Loghain released her hand and turned back as he was about to go. It must have been over, but then he looked at Elissa once again, like it was important to him to see her before he left. That was the moment of his weakness, and Elissa called him by the name:

"Loghain... Please don’t do it. It is not what you want."

"You don’t know what I want," answered Loghain shortly, but this time instead of pulling he loosened the reins, so Elissa approached. She didn't know what to say, but she felt it, and her heart spoke instead of her mind.

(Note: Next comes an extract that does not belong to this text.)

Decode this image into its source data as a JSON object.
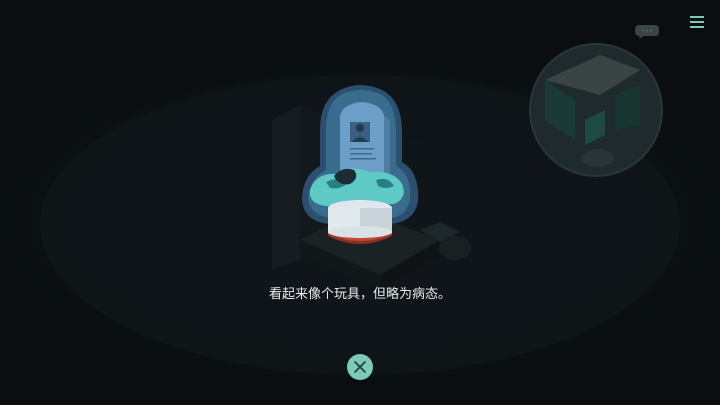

"I don’t, neither do you," she said tenderly. "I know I need you. Do you need me?"

Loghain touched her hair, lush rye curls lying on Elissa’s shoulders. While he caressed her hair, playing with their soft ends, Elissa kissed his hand, and Loghain kissed Elissa — firstly her cheek, solemnly and strictly like her father’s friend could kiss her. But his second kiss was on the lips, and it was a lover’s one, burning like a midwinter frost; the one Nathaniel could never outdo.